Thursday, March 22, 2012

Redemption

This been a very interesting topic
Written 12-6-2007

This been a very interesting topic.  I understand how Ejimofor could view the group this way.  Our focus is usually on helping each other understand and come to terms with the pain, grief and harsh realities of the marital crises and divorces we are living through.  And it does come across clearly that for many the objective is to move on and at some point find a new spouse or partner to share our lives with... learning to love and trust again. (Not necessarily finding them on this site, but finding a replacement for our current or recent spouse at some point.)


It's interesting yesterday, Dr. Phil had a young couple on his show, who had managed to make a complete mockery of their marriage.  Lots of infidelity and verbal abuse, all the result of immaturity and unsurrendered hearts.  Dr. Phil listened to this couple and stated  "the best predictor of future behavior is past behavior".  He encouraged this couple to forego reconciliation until the husband had made some real effort to come to terms with his issues and behaviors.  Dr. Phil did not hold out much hope that this man would ever be able to grow and change into a successful and effective husband.  Interestingly, the other guest on the panel was Bishop TD  Jakes.  And at the end of this show he said something that I don't think we discuss much in this group.  He made clear that he has a deep belief in the redemptive power of submitting your life to God.  He thought the husband was a hard case and would have a long road to travel but he still said, “All things are possible with God”.

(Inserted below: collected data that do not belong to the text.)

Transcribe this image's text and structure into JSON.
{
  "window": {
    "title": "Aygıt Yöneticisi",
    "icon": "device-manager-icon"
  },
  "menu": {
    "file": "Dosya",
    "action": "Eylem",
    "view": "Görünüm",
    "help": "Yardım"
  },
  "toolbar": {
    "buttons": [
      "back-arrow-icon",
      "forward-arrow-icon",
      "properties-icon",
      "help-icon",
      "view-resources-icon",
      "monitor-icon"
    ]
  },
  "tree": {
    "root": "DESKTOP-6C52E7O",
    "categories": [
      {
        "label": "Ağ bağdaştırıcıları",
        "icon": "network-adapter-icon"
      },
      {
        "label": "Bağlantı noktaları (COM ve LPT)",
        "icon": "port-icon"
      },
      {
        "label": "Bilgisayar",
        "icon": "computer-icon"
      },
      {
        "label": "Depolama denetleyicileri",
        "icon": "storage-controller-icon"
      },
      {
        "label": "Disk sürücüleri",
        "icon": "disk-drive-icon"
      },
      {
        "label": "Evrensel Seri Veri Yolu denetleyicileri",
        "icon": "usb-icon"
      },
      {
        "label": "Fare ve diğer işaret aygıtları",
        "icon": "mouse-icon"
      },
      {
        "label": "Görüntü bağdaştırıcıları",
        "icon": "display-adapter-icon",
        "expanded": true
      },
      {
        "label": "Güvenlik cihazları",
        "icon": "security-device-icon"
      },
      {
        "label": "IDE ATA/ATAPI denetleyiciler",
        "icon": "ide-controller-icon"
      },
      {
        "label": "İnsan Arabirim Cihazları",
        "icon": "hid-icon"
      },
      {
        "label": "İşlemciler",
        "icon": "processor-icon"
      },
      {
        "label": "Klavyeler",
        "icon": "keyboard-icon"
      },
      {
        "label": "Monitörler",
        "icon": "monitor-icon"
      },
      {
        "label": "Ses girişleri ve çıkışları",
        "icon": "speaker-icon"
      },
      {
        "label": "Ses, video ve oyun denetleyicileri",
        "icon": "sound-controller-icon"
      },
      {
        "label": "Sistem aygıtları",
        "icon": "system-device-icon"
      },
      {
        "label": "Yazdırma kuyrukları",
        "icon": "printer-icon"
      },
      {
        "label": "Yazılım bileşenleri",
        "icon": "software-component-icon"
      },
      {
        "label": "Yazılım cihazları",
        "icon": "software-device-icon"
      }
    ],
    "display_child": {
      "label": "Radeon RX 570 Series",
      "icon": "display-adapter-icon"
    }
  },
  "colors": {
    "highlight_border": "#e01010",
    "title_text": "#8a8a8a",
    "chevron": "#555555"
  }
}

I know in my case, I came to accept that without my husband's reconciliation to God there can be no reconciliation in our marriage.  Will this happen?  Who knows?
So the question becomes, how do you not encourage divorce in your own marriage and allow God to work in not only your life but your spouse 's life as well?  The pain and disappointment that can come from someone's unrepentant heart can be so overwhelming.

As I thought about this I've made some decisions.  I have always said that I will not divorce my husband.  He is free to divorce me and I will comply with his initiatives.   In the meantime, I have taken residence/space away from him so that I can be healthy.  I have built a life for myself that makes me happy.   The only thing I'm not doing at this time that a divorce would allow is “dating”.  There is still some stress and financial burden from the current status of our marriage, but I'm going to learn to live with that for the time being.   There is no real rush.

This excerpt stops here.